The problem, of course, is the policies that fiscal authorities could enact to boost their economies are difficult and controversial. It's easy to get everyone to agree on what to do when the house is on fire. Rebuilding is another matter. Everyone has an opinion, and some are willing to sleep in a tent until if they don't get their way.

William White, the former Bank of Canada official who foresaw the financial crisis when he was an economist at the Bank of International Settlements, says problems facing the global economy are beyond the ability of central banks to resolve. Mr. White says governments should restructure debt, loosen restrictions on service industries, lift the retirement age, and make "major" increases in investment in infrastructure. If the reason for avoiding the latter is a fear of how financial markets will respond, "financial markets must be made to understand that an increase in government liabilities, matched by productive assets, is very different from an increase in liabilities alone," Mr. White said in a speech in Malaysia in May.

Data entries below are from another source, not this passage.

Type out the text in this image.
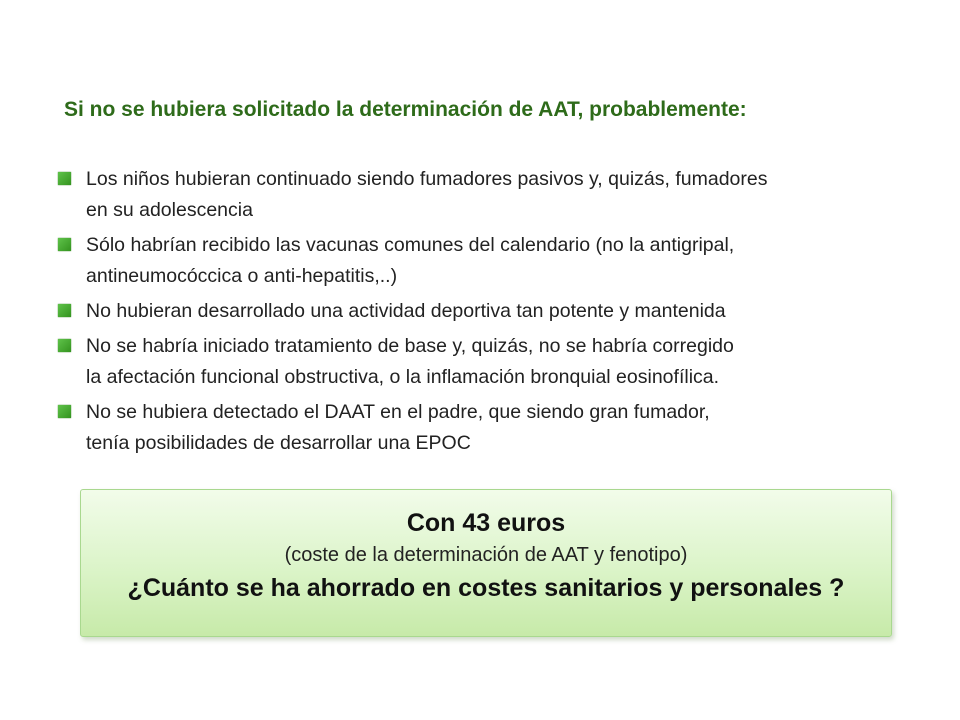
Si no se hubiera solicitado la determinación de AAT, probablemente:
Los niños hubieran continuado siendo fumadores pasivos y, quizás, fumadores
en su adolescencia
Sólo habrían recibido las vacunas comunes del calendario (no la antigripal,
antineumocóccica o anti-hepatitis,..)
No hubieran desarrollado una actividad deportiva tan potente y mantenida
No se habría iniciado tratamiento de base y, quizás, no se habría corregido
la afectación funcional obstructiva, o la inflamación bronquial eosinofílica.
No se hubiera detectado el DAAT en el padre, que siendo gran fumador,
tenía posibilidades de desarrollar una EPOC
Con 43 euros
(coste de la determinación de AAT y fenotipo)
¿Cuánto se ha ahorrado en costes sanitarios y personales ?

Canada doesn't get a pass in this discussion. With the economy growing smartly after the recession, it was reasonable to set a course to balance the budget. That strength was exaggerated by a dangerous surge in mortgages. The fact that ultra-low interest rates have failed to revive the animal spirits of Canadian business suggests the country is suffering from competitive disadvantages that only policy can correct. The argument that it's the stronger dollar that is holding back business investment is exaggerated. The IMF said in a report released Tuesday that the Canadian currency is slightly overvalued, and that a weaker currency will help exports. More import, the analysis concluded, will be "addressing the productivity gap with trading partners and energy export constraints."

William Scarth, an economics professor at McMaster University, argues in a paper he wrote for the C.D. Howe Institute that Prime Minister Stephen Harper should delay his plan to balance the budget by three years. Doing so would have little impact on the country's debt load and could lower the unemployment rate by four-tenths of a percentage point, Prof. Scarth reckons.

"This opportunity to help working Canadians should not be passed up," Prof. Scarth wrote. Ms. Lagarde would agree. We'll see in September whether Mr. Harper is persuaded.